Work Package Prompt: WP02 – Conversion - Semantic Markdown Transformer

Objectives & Success Criteria

  • Convert raw HTML documentation into structured Markdown.
  • Extract semantic metadata (RDFa/Frontmatter) for Jekyll consumption.
  • Provide a unified CLI orchestrator for the sync process.

Context & Constraints

  • Depends on output from WP01.
  • Model Routing: Use Ollama (qwen2.5-coder:7b) at http://localhost:11434 for routine Markdown normalization and metadata extraction.
  • Must preserve semantic structure (headings, lists, code blocks).

Subtasks & Detailed Guidance

Subtask T006 – Implement MarkdownTransformer

  • Purpose: Transform HTML to high-quality Markdown.
  • Steps:
    1. Use Pandoc or a Python library like markdownify.
    2. Ensure links to Drupal.org are preserved or relative-linked if the target exists in content.
  • Files: /crawler/transformers/md_transformer.py.

Subtask T007 – Implement Metadata Extractor

  • Purpose: Extract semantic context into YAML Frontmatter.
  • Steps:
    1. Parse HTML for Microformats/RDFa tags.
    2. Map these to defined schema fields in data-model.md.
  • Files: /crawler/transformers/metadata_extractor.py.

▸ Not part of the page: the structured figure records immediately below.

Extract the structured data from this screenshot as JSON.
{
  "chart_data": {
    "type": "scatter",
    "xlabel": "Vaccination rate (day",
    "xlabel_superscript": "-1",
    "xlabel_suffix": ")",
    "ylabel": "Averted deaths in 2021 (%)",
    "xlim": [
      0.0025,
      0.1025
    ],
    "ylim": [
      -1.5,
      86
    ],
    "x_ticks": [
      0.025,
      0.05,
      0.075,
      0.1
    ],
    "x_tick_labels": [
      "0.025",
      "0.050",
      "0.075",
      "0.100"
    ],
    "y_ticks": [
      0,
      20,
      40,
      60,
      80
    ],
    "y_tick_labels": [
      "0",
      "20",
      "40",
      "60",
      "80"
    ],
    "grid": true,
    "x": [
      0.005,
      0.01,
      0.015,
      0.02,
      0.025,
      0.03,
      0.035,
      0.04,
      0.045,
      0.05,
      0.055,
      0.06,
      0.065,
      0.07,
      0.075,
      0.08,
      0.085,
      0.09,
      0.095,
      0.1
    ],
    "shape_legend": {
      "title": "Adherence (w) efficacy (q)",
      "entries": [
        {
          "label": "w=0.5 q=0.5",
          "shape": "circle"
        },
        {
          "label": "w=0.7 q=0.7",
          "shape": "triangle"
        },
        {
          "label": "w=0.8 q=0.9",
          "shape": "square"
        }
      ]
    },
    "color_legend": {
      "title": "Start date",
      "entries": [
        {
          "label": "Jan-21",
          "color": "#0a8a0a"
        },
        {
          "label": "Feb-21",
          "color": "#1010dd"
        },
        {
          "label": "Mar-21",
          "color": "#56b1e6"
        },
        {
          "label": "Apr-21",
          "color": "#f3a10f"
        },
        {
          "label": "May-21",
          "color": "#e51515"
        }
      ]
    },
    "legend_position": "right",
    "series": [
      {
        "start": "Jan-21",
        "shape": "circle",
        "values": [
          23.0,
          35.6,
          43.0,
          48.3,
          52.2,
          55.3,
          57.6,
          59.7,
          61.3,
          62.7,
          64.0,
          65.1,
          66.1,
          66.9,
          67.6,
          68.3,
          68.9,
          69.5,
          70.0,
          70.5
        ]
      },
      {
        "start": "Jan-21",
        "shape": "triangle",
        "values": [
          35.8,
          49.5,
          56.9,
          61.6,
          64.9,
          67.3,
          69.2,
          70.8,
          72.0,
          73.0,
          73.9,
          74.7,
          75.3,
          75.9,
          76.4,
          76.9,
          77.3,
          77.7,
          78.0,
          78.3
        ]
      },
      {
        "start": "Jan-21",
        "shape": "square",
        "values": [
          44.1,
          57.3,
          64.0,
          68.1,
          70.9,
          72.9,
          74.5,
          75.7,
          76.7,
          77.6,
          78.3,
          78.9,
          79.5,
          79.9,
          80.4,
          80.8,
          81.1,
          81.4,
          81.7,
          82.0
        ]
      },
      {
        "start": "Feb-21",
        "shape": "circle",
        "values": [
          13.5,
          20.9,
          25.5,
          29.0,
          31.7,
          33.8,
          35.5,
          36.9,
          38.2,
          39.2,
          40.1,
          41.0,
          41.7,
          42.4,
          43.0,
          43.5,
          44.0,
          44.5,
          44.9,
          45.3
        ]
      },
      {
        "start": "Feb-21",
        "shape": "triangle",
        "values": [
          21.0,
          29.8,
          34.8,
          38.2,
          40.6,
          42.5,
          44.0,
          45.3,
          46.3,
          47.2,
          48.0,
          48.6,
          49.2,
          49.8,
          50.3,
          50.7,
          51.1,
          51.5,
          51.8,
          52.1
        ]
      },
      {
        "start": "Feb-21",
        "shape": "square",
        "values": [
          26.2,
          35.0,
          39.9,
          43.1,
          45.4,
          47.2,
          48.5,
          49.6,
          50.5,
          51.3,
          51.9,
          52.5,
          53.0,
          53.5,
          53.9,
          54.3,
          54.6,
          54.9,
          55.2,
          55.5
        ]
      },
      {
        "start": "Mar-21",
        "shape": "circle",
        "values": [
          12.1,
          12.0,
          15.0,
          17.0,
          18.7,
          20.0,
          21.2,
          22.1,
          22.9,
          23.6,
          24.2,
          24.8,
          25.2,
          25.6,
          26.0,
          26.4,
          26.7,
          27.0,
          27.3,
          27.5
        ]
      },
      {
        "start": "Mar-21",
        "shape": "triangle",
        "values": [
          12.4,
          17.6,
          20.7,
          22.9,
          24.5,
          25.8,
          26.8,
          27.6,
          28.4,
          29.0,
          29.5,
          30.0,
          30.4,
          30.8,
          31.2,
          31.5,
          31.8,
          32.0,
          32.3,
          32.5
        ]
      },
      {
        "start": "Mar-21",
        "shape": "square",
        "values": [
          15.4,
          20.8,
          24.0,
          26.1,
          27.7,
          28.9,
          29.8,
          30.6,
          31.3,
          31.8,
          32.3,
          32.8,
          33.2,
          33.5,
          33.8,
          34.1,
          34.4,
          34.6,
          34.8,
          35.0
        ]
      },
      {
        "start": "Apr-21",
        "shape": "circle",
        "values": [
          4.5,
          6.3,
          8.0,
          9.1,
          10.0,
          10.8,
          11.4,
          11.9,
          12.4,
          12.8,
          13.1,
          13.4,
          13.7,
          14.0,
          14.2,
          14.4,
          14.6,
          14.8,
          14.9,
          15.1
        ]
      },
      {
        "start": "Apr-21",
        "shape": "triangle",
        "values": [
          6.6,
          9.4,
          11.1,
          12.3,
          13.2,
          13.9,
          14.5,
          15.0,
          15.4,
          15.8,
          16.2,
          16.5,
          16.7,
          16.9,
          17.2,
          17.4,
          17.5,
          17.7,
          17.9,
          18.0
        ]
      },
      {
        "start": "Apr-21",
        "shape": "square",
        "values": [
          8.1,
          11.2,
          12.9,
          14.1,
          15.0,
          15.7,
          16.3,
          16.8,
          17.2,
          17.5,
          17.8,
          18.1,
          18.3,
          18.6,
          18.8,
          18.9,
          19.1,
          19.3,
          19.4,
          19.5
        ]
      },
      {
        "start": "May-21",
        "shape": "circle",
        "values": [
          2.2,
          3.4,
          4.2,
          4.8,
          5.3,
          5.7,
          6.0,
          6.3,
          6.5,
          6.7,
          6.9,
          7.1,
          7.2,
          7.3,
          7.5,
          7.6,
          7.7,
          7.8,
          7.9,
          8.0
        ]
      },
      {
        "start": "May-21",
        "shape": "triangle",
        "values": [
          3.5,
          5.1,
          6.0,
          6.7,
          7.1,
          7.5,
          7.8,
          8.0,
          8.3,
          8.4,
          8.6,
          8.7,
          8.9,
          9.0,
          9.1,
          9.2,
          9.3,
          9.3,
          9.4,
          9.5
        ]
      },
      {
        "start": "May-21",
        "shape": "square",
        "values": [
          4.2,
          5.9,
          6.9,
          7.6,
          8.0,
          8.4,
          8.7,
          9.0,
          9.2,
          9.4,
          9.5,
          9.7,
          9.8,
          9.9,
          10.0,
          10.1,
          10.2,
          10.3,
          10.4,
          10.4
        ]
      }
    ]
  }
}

Subtask T008 – Implement main.py CLI orchestrator

  • Purpose: Entry point for users and CI.
  • Steps:
    1. Implement commands: crawl, transform, sync (both).
    2. Use argparse or click.
  • Files: /crawler/main.py.

Subtask T009 – Implement Contributor Extractor

  • Purpose: Identify experts for content review.
  • Steps:
    1. If a documentation page links to an issue queue, fetch the top contributors list.
    2. Append these usernames to the suggested_reviewers frontmatter.
  • Files: /crawler/transformers/contributor_extractor.py.

Risks & Mitigations

  • Risk: Variable HTML structure on d.o causing broken Markdown.
  • Mitigation: Implement robust sanitization and fallbacks for common d.o content wrapper patterns.

Activity Log

  • 2026-03-04T12:15:00Z – system – lane=planned – Prompt created.